Go In-Depth With This Vulvar Ulcer Scenario

Question: I have been going in circles with this procedure. Our provider performed a right vulva resection for a non-healing ulcer of the vulva. The body of the report reads:

“The labia was marked with a pen so that the entire non-healing ulcer could be resected. A large elliptical incision involving the entire ulcer as well as lateral labial tissue was created with the scalpel. The skin was elevated, and the fatty tissue wedged out so that the skin could be brought together without tension. Bleeding controlled ... deep tissue was re-approximated with 3-0 Vicryl sutures, one from the top and the other from the inferior of the incision.”

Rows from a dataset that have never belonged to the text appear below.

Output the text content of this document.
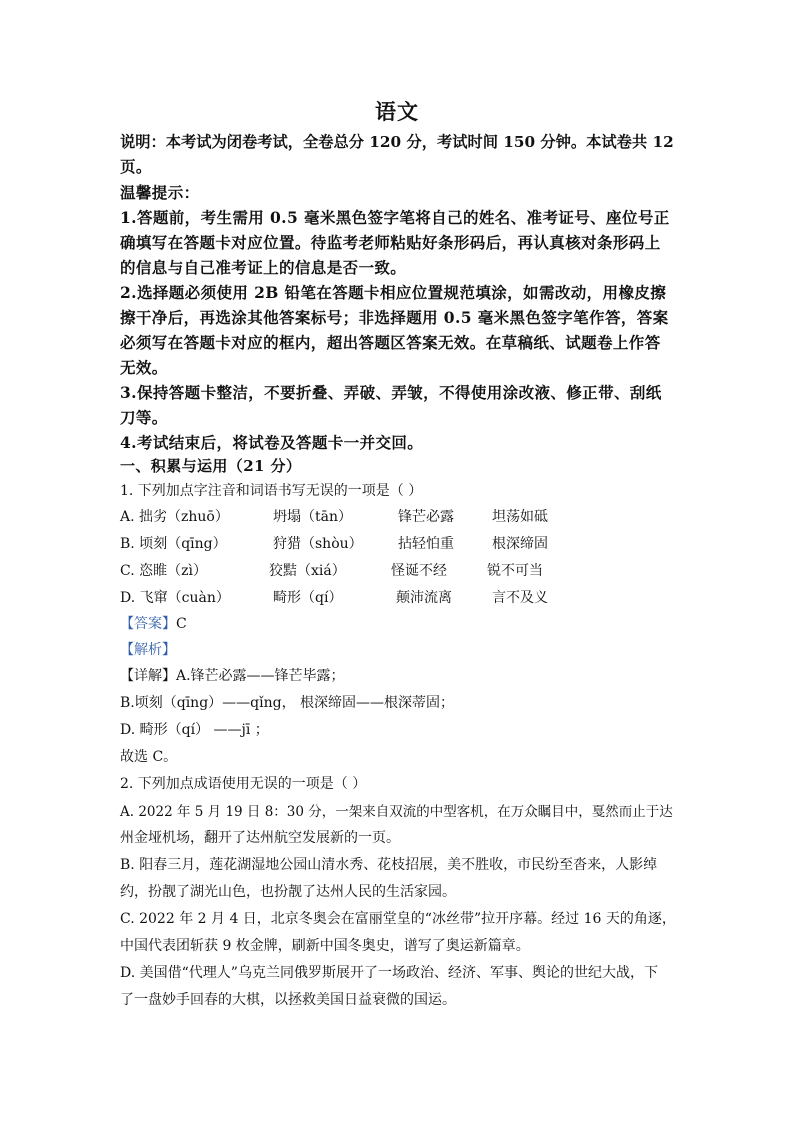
语文
说明：本考试为闭卷考试，全卷总分 120 分，考试时间 150 分钟。本试卷共 12
页。
温馨提示：
1.答题前，考生需用 0.5 毫米黑色签字笔将自己的姓名、准考证号、座位号正
确填写在答题卡对应位置。待监考老师粘贴好条形码后，再认真核对条形码上
的信息与自己准考证上的信息是否一致。
2.选择题必须使用 2B 铅笔在答题卡相应位置规范填涂，如需改动，用橡皮擦
擦干净后，再选涂其他答案标号；非选择题用 0.5 毫米黑色签字笔作答，答案
必须写在答题卡对应的框内，超出答题区答案无效。在草稿纸、试题卷上作答
无效。
3.保持答题卡整洁，不要折叠、弄破、弄皱，不得使用涂改液、修正带、刮纸
刀等。
4.考试结束后，将试卷及答题卡一并交回。
一、积累与运用（21 分）
1. 下列加点字注音和词语书写无误的一项是（ ）
A. 拙劣（zhuō）	坍塌（tān）	锋芒必露	坦荡如砥
B. 顷刻（qīng）	狩猎（shòu）	拈轻怕重	根深缔固
C. 恣睢（zì）	狡黠（xiá）	怪诞不经	锐不可当
D. 飞窜（cuàn）	畸形（qí）	颠沛流离	言不及义
【答案】C
【解析】
【详解】A.锋芒必露——锋芒毕露；
B.顷刻（qīng）——qǐng， 根深缔固——根深蒂固；
D. 畸形（qí） ——jī ；
故选 C。
2. 下列加点成语使用无误的一项是（ ）
A. 2022 年 5 月 19 日 8：30 分，一架来自双流的中型客机，在万众瞩目中，戛然而止于达
州金垭机场，翻开了达州航空发展新的一页。
B. 阳春三月，莲花湖湿地公园山清水秀、花枝招展，美不胜收，市民纷至沓来，人影绰
约，扮靓了湖光山色，也扮靓了达州人民的生活家园。
C. 2022 年 2 月 4 日，北京冬奥会在富丽堂皇的“冰丝带”拉开序幕。经过 16 天的角逐，
中国代表团斩获 9 枚金牌，刷新中国冬奥史，谱写了奥运新篇章。
D. 美国借“代理人”乌克兰同俄罗斯展开了一场政治、经济、军事、舆论的世纪大战，下
了一盘妙手回春的大棋，以拯救美国日益衰微的国运。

I thought a code from the 1142- section would be best but no measurements were listed in the report. CPT® 56620 comes up quite a bit in researching this procedure, but it wasn’t a “precancerous” or “cancerous” lesion. I was thinking I would request excised measurements from the provider in order to use a code from the 1142- section, but I’m not so sure. What should I do?

Texas Subscriber

Answer: It seems like your provider performed a wide local excision. Depending on the reason for surgery, and the amount of tissue removed, you may be led to 56620 (Vulvectomy simple; partial) versus 1142- (Excision, benign lesion including margins …).

In your example, you should choose from 1142- as the provider removed a discrete area which was not precancerous or cancerous. You might consider 56620 if the ulcer plus margins was so large that a significant portion of vulva was excised.

You should query your clinician to amend the record to include the size of the excision (remember, code size of the excision, not just size of the lesion/ulcer.) A far less ideal alternative would be to check the size on the pathology report. As specimens sometimes shrink after excision, this is definitely only a last resort. You may also provide educational guidance to your provider about documentation of the size of excision for the future.

Keep in mind: A vulvar ulcer is always benign.